Pode parecer estranho a quem vê apenas as estatísticas do esporte mais caro e global do planeta, a F1. Como um país como o Brasil supera até potências mundiais do automobilismo, com oito títulos mundiais, rivalizando com outros como França, Itália e Alemanha, que tem uma tradição muito maior de indústria automobilística?
Esse sucesso começou a saltar aos olhos do mundo quando Emerson Fittipaldi começou a ganhar as provas de F1 e seus dois títulos mundiais, em 1972 e 1974. E teria o auge nos anos 1980/90, com Nelson Piquet e Ayrton Senna praticando um domínio histórico do Brasil na categoria: seis títulos em 10 anos, entre 1981 e 1991.
Perguntei uma vez ao tricampeão Jackie Stewart confirmou a brincadeira “deve ter alguma coisa na água”. Mas a resposta certa é o aniversariante deste 12 de maio e está completando 80 anos: o autódromo de Interlagos.
Em uma era em que não havia simuladores e os pilotos precisavam chegar a Europa e a F1 preparados, o bicampeão Emerson Fittipaldi aponta que o traçado tecnicamente perfeito de Interlagos fazia com que os brasileiros tivessem uma ótima formação básica. “Quem guiasse bem no autódromo paulistano teria sucesso em qualquer circuito do mundo”, disse Fittipaldi.
Vale lembrar que, de 1940 a 1990, foi neste seletivo traçado de quase 8 km (reduzido a 4,3 km após reforma em 1990) onde a história do automobilismo brasileiro começou a decolar rumo ao sucesso nas pistas do planeta. Mesmo pilotos de outros estados, como Nelson Piquet, brilharam nas categorias de base em Interlagos. E até mesmo outro importante parte do complexo ajudou a formar nossos mais novos talentos: o kartódromo de Interlagos, onde Ayrton Senna fez suas primeiras competições e moldou sua genialidade de piloto já como um dos maiores destaques do mundo no kartismo, antes de iniciar as competições de formula na Europa.
Com o início dos anos 2020, o Brasil não tem representantes no grid, é verdade – são dois os pilotos de testes do País que buscam uma vaga nos próximos anos, com Sergio Sette Camara na Red Bull e Pietro Fittipaldi na Haas. Mas eis que Interlagos cumpre nas últimas décadas outro importante papel: o de manter o Brasil no mapa da F1 – literalmente. Desde 1990, quando o próprio Senna ajudou a reformar a pista as pressas para que o País não perdesse seu GP após problemas com Jacarepaguá, Interlagos nunca mais saiu do calendário e é um dos circuitos que mais recebeu provas da F1, atrás apenas de outros “templos” da velocidade, como Monza, Silverstone e Spa-Francorchamps.
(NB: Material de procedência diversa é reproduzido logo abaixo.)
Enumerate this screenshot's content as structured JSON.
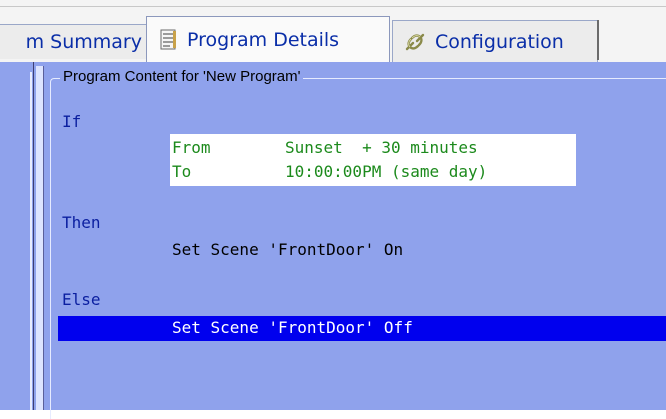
{
  "tabs": [
    {
      "label": "m Summary",
      "icon": "summary-icon"
    },
    {
      "label": "Program Details",
      "icon": "document-icon",
      "active": true
    },
    {
      "label": "Configuration",
      "icon": "link-icon"
    }
  ],
  "content": {
    "group_title": "Program Content for 'New Program'",
    "if_label": "If",
    "from_label": "From",
    "from_value": "Sunset  + 30 minutes",
    "to_label": "To",
    "to_value": "10:00:00PM (same day)",
    "then_label": "Then",
    "then_action": "Set Scene 'FrontDoor' On",
    "else_label": "Else",
    "else_action": "Set Scene 'FrontDoor' Off"
  },
  "colors": {
    "panel_bg": "#8fa2ec",
    "keyword": "#0b1fa0",
    "condition": "#1c8a1c",
    "selection": "#0000ee",
    "tab_text": "#0a2ea8"
  }
}
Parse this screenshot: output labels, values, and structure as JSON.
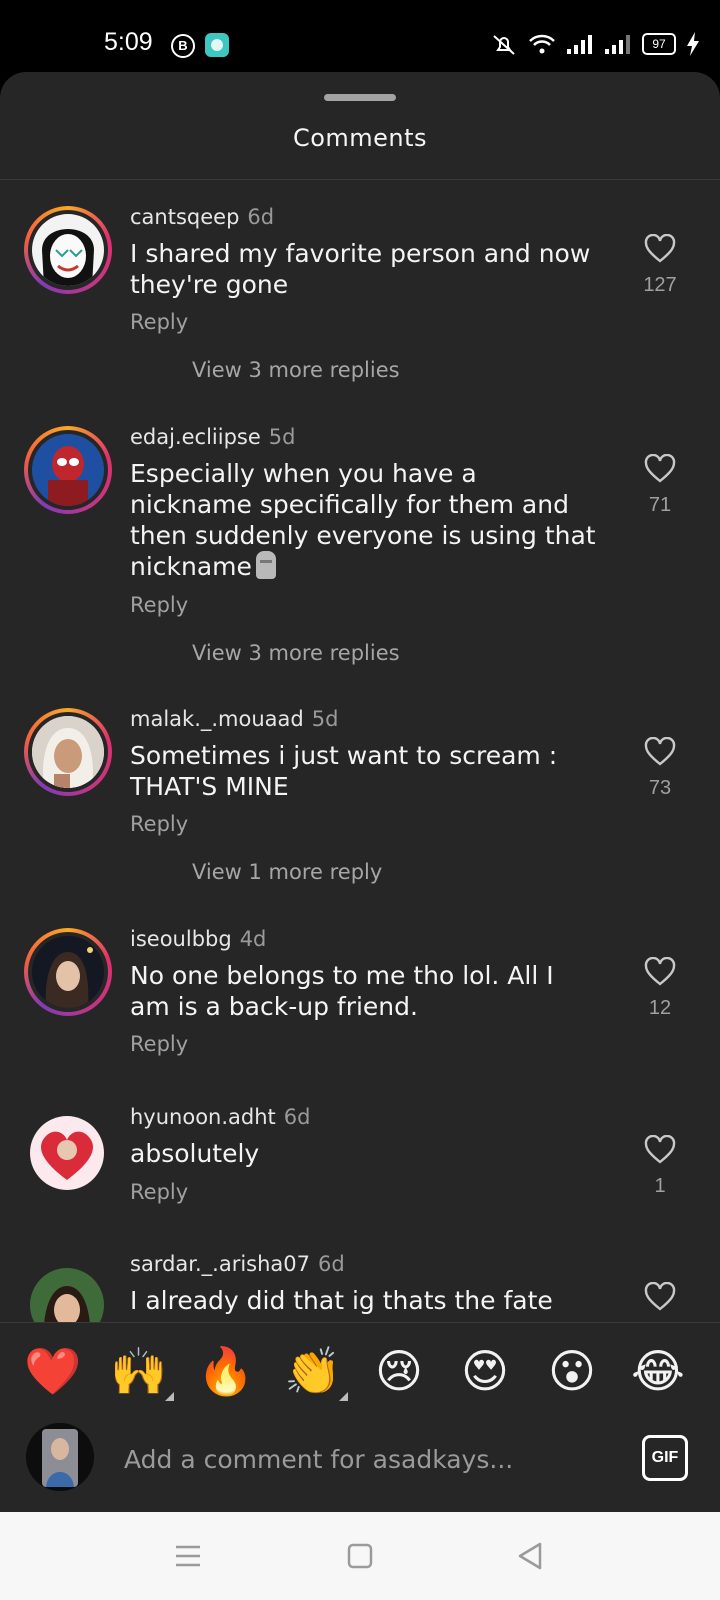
{
  "status_bar": {
    "time": "5:09",
    "b_badge": "B",
    "battery": "97"
  },
  "sheet": {
    "title": "Comments"
  },
  "comments": [
    {
      "username": "cantsqeep",
      "time": "6d",
      "text": "I shared my favorite person and now they're gone",
      "reply": "Reply",
      "likes": "127",
      "view_more": "View 3 more replies"
    },
    {
      "username": "edaj.ecliipse",
      "time": "5d",
      "text": "Especially when you have a nickname specifically for them and then suddenly everyone is using that nickname",
      "reply": "Reply",
      "likes": "71",
      "view_more": "View 3 more replies"
    },
    {
      "username": "malak._.mouaad",
      "time": "5d",
      "text": "Sometimes i just want to scream : THAT'S MINE",
      "reply": "Reply",
      "likes": "73",
      "view_more": "View 1 more reply"
    },
    {
      "username": "iseoulbbg",
      "time": "4d",
      "text": "No one belongs to me tho lol. All I am is a back-up friend.",
      "reply": "Reply",
      "likes": "12"
    },
    {
      "username": "hyunoon.adht",
      "time": "6d",
      "text": "absolutely",
      "reply": "Reply",
      "likes": "1"
    },
    {
      "username": "sardar._.arisha07",
      "time": "6d",
      "text": "I already did that ig thats the fate"
    }
  ],
  "emoji_bar": [
    "❤️",
    "🙌",
    "🔥",
    "👏",
    "😢",
    "😍",
    "😮",
    "😂"
  ],
  "composer": {
    "placeholder": "Add a comment for asadkays...",
    "gif_label": "GIF"
  },
  "icons": {
    "like": "heart-outline-icon",
    "moai": "moai-emoji-icon"
  }
}
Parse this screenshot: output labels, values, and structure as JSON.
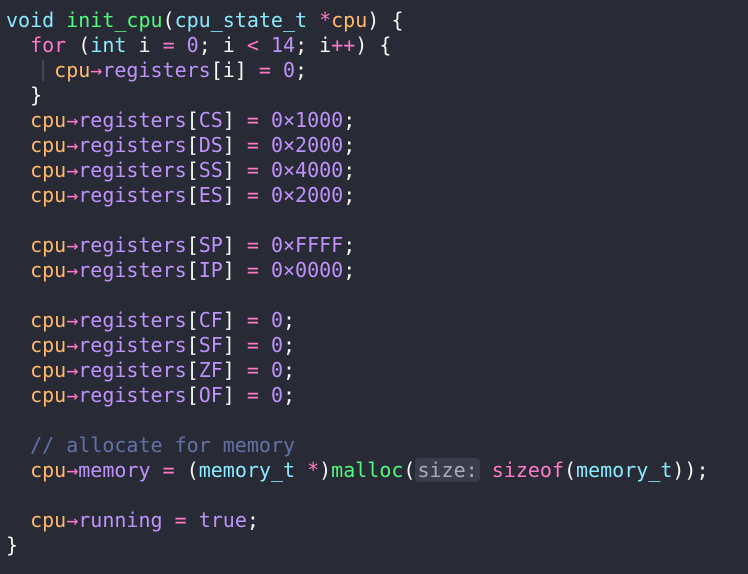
{
  "code": {
    "lines": [
      {
        "indent": "",
        "tokens": [
          {
            "t": "void",
            "k": "type"
          },
          {
            "t": " ",
            "k": "punct"
          },
          {
            "t": "init_cpu",
            "k": "fn"
          },
          {
            "t": "(",
            "k": "punct"
          },
          {
            "t": "cpu_state_t",
            "k": "type"
          },
          {
            "t": " ",
            "k": "punct"
          },
          {
            "t": "*",
            "k": "op"
          },
          {
            "t": "cpu",
            "k": "var"
          },
          {
            "t": ") {",
            "k": "punct"
          }
        ]
      },
      {
        "indent": "  ",
        "tokens": [
          {
            "t": "for",
            "k": "kw"
          },
          {
            "t": " (",
            "k": "punct"
          },
          {
            "t": "int",
            "k": "type"
          },
          {
            "t": " i ",
            "k": "punct"
          },
          {
            "t": "=",
            "k": "op"
          },
          {
            "t": " ",
            "k": "punct"
          },
          {
            "t": "0",
            "k": "num"
          },
          {
            "t": "; i ",
            "k": "punct"
          },
          {
            "t": "<",
            "k": "op"
          },
          {
            "t": " ",
            "k": "punct"
          },
          {
            "t": "14",
            "k": "num"
          },
          {
            "t": "; i",
            "k": "punct"
          },
          {
            "t": "++",
            "k": "op"
          },
          {
            "t": ") {",
            "k": "punct"
          }
        ]
      },
      {
        "indent": "    ",
        "guide": true,
        "tokens": [
          {
            "t": "cpu",
            "k": "var"
          },
          {
            "t": "→",
            "k": "op"
          },
          {
            "t": "registers",
            "k": "field"
          },
          {
            "t": "[i] ",
            "k": "punct"
          },
          {
            "t": "=",
            "k": "op"
          },
          {
            "t": " ",
            "k": "punct"
          },
          {
            "t": "0",
            "k": "num"
          },
          {
            "t": ";",
            "k": "punct"
          }
        ]
      },
      {
        "indent": "  ",
        "tokens": [
          {
            "t": "}",
            "k": "punct"
          }
        ]
      },
      {
        "indent": "  ",
        "tokens": [
          {
            "t": "cpu",
            "k": "var"
          },
          {
            "t": "→",
            "k": "op"
          },
          {
            "t": "registers",
            "k": "field"
          },
          {
            "t": "[",
            "k": "punct"
          },
          {
            "t": "CS",
            "k": "field"
          },
          {
            "t": "] ",
            "k": "punct"
          },
          {
            "t": "=",
            "k": "op"
          },
          {
            "t": " ",
            "k": "punct"
          },
          {
            "t": "0×1000",
            "k": "num"
          },
          {
            "t": ";",
            "k": "punct"
          }
        ]
      },
      {
        "indent": "  ",
        "tokens": [
          {
            "t": "cpu",
            "k": "var"
          },
          {
            "t": "→",
            "k": "op"
          },
          {
            "t": "registers",
            "k": "field"
          },
          {
            "t": "[",
            "k": "punct"
          },
          {
            "t": "DS",
            "k": "field"
          },
          {
            "t": "] ",
            "k": "punct"
          },
          {
            "t": "=",
            "k": "op"
          },
          {
            "t": " ",
            "k": "punct"
          },
          {
            "t": "0×2000",
            "k": "num"
          },
          {
            "t": ";",
            "k": "punct"
          }
        ]
      },
      {
        "indent": "  ",
        "tokens": [
          {
            "t": "cpu",
            "k": "var"
          },
          {
            "t": "→",
            "k": "op"
          },
          {
            "t": "registers",
            "k": "field"
          },
          {
            "t": "[",
            "k": "punct"
          },
          {
            "t": "SS",
            "k": "field"
          },
          {
            "t": "] ",
            "k": "punct"
          },
          {
            "t": "=",
            "k": "op"
          },
          {
            "t": " ",
            "k": "punct"
          },
          {
            "t": "0×4000",
            "k": "num"
          },
          {
            "t": ";",
            "k": "punct"
          }
        ]
      },
      {
        "indent": "  ",
        "tokens": [
          {
            "t": "cpu",
            "k": "var"
          },
          {
            "t": "→",
            "k": "op"
          },
          {
            "t": "registers",
            "k": "field"
          },
          {
            "t": "[",
            "k": "punct"
          },
          {
            "t": "ES",
            "k": "field"
          },
          {
            "t": "] ",
            "k": "punct"
          },
          {
            "t": "=",
            "k": "op"
          },
          {
            "t": " ",
            "k": "punct"
          },
          {
            "t": "0×2000",
            "k": "num"
          },
          {
            "t": ";",
            "k": "punct"
          }
        ]
      },
      {
        "indent": "",
        "tokens": []
      },
      {
        "indent": "  ",
        "tokens": [
          {
            "t": "cpu",
            "k": "var"
          },
          {
            "t": "→",
            "k": "op"
          },
          {
            "t": "registers",
            "k": "field"
          },
          {
            "t": "[",
            "k": "punct"
          },
          {
            "t": "SP",
            "k": "field"
          },
          {
            "t": "] ",
            "k": "punct"
          },
          {
            "t": "=",
            "k": "op"
          },
          {
            "t": " ",
            "k": "punct"
          },
          {
            "t": "0×FFFF",
            "k": "num"
          },
          {
            "t": ";",
            "k": "punct"
          }
        ]
      },
      {
        "indent": "  ",
        "tokens": [
          {
            "t": "cpu",
            "k": "var"
          },
          {
            "t": "→",
            "k": "op"
          },
          {
            "t": "registers",
            "k": "field"
          },
          {
            "t": "[",
            "k": "punct"
          },
          {
            "t": "IP",
            "k": "field"
          },
          {
            "t": "] ",
            "k": "punct"
          },
          {
            "t": "=",
            "k": "op"
          },
          {
            "t": " ",
            "k": "punct"
          },
          {
            "t": "0×0000",
            "k": "num"
          },
          {
            "t": ";",
            "k": "punct"
          }
        ]
      },
      {
        "indent": "",
        "tokens": []
      },
      {
        "indent": "  ",
        "tokens": [
          {
            "t": "cpu",
            "k": "var"
          },
          {
            "t": "→",
            "k": "op"
          },
          {
            "t": "registers",
            "k": "field"
          },
          {
            "t": "[",
            "k": "punct"
          },
          {
            "t": "CF",
            "k": "field"
          },
          {
            "t": "] ",
            "k": "punct"
          },
          {
            "t": "=",
            "k": "op"
          },
          {
            "t": " ",
            "k": "punct"
          },
          {
            "t": "0",
            "k": "num"
          },
          {
            "t": ";",
            "k": "punct"
          }
        ]
      },
      {
        "indent": "  ",
        "tokens": [
          {
            "t": "cpu",
            "k": "var"
          },
          {
            "t": "→",
            "k": "op"
          },
          {
            "t": "registers",
            "k": "field"
          },
          {
            "t": "[",
            "k": "punct"
          },
          {
            "t": "SF",
            "k": "field"
          },
          {
            "t": "] ",
            "k": "punct"
          },
          {
            "t": "=",
            "k": "op"
          },
          {
            "t": " ",
            "k": "punct"
          },
          {
            "t": "0",
            "k": "num"
          },
          {
            "t": ";",
            "k": "punct"
          }
        ]
      },
      {
        "indent": "  ",
        "tokens": [
          {
            "t": "cpu",
            "k": "var"
          },
          {
            "t": "→",
            "k": "op"
          },
          {
            "t": "registers",
            "k": "field"
          },
          {
            "t": "[",
            "k": "punct"
          },
          {
            "t": "ZF",
            "k": "field"
          },
          {
            "t": "] ",
            "k": "punct"
          },
          {
            "t": "=",
            "k": "op"
          },
          {
            "t": " ",
            "k": "punct"
          },
          {
            "t": "0",
            "k": "num"
          },
          {
            "t": ";",
            "k": "punct"
          }
        ]
      },
      {
        "indent": "  ",
        "tokens": [
          {
            "t": "cpu",
            "k": "var"
          },
          {
            "t": "→",
            "k": "op"
          },
          {
            "t": "registers",
            "k": "field"
          },
          {
            "t": "[",
            "k": "punct"
          },
          {
            "t": "OF",
            "k": "field"
          },
          {
            "t": "] ",
            "k": "punct"
          },
          {
            "t": "=",
            "k": "op"
          },
          {
            "t": " ",
            "k": "punct"
          },
          {
            "t": "0",
            "k": "num"
          },
          {
            "t": ";",
            "k": "punct"
          }
        ]
      },
      {
        "indent": "",
        "tokens": []
      },
      {
        "indent": "  ",
        "tokens": [
          {
            "t": "// allocate for memory",
            "k": "comment"
          }
        ]
      },
      {
        "indent": "  ",
        "tokens": [
          {
            "t": "cpu",
            "k": "var"
          },
          {
            "t": "→",
            "k": "op"
          },
          {
            "t": "memory",
            "k": "field"
          },
          {
            "t": " ",
            "k": "punct"
          },
          {
            "t": "=",
            "k": "op"
          },
          {
            "t": " (",
            "k": "punct"
          },
          {
            "t": "memory_t",
            "k": "type"
          },
          {
            "t": " ",
            "k": "punct"
          },
          {
            "t": "*",
            "k": "op"
          },
          {
            "t": ")",
            "k": "punct"
          },
          {
            "t": "malloc",
            "k": "fn"
          },
          {
            "t": "(",
            "k": "punct"
          },
          {
            "t": "size:",
            "k": "hint"
          },
          {
            "t": " ",
            "k": "punct"
          },
          {
            "t": "sizeof",
            "k": "kw"
          },
          {
            "t": "(",
            "k": "punct"
          },
          {
            "t": "memory_t",
            "k": "type"
          },
          {
            "t": "));",
            "k": "punct"
          }
        ]
      },
      {
        "indent": "",
        "tokens": []
      },
      {
        "indent": "  ",
        "tokens": [
          {
            "t": "cpu",
            "k": "var"
          },
          {
            "t": "→",
            "k": "op"
          },
          {
            "t": "running",
            "k": "field"
          },
          {
            "t": " ",
            "k": "punct"
          },
          {
            "t": "=",
            "k": "op"
          },
          {
            "t": " ",
            "k": "punct"
          },
          {
            "t": "true",
            "k": "num"
          },
          {
            "t": ";",
            "k": "punct"
          }
        ]
      },
      {
        "indent": "",
        "tokens": [
          {
            "t": "}",
            "k": "punct"
          }
        ]
      }
    ]
  },
  "colors": {
    "background": "#282a36",
    "keyword": "#ff79c6",
    "type": "#8be9fd",
    "function": "#50fa7b",
    "variable": "#ffb86c",
    "field": "#bd93f9",
    "comment": "#6272a4"
  }
}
Mesmo não tendo mais aquele incrível traçado técnico de 8km, Interlagos segue proporcionando algumas das melhores corridas do ano. E é uma das favoritas dos pilotos, justamente por sua cara “old school”, com a proximidade do público nas arquibancadas, atmosfera vibrante e corridas sempre com ultrapassagens. Até a chuva costuma ser um ingrediente extra de Interlagos, com aquela “água que vem da represa”, como diz Galvão Bueno, na verdade, se referindo as nuvens que chegam vindas do Oceano Atlantico, que está logo ali atrás dos dois lagos que dão nome ao circuito, a Represa Billings e Guarapiranga.
Para comemorar os 80 anos, um dos destaques foi a inauguração hoje do novo mural desenhado pelo artista Eduardo Kobra em homenagem a Ayrton Senna, destacando sua vitória histórica na prova de 1991, quando guiou apenas com a sexta marcha nas voltas finais.
Nada mais justo do que eternizar um célebre momento do esporte mundial que aconteceu ali no autódromo paulistano e que provavelmente jamais teria acontecido não fosse justamente a vocação daquele sagrado solo de Interlagos de formar os pilotos brasileiros para brilhar pelo mundo.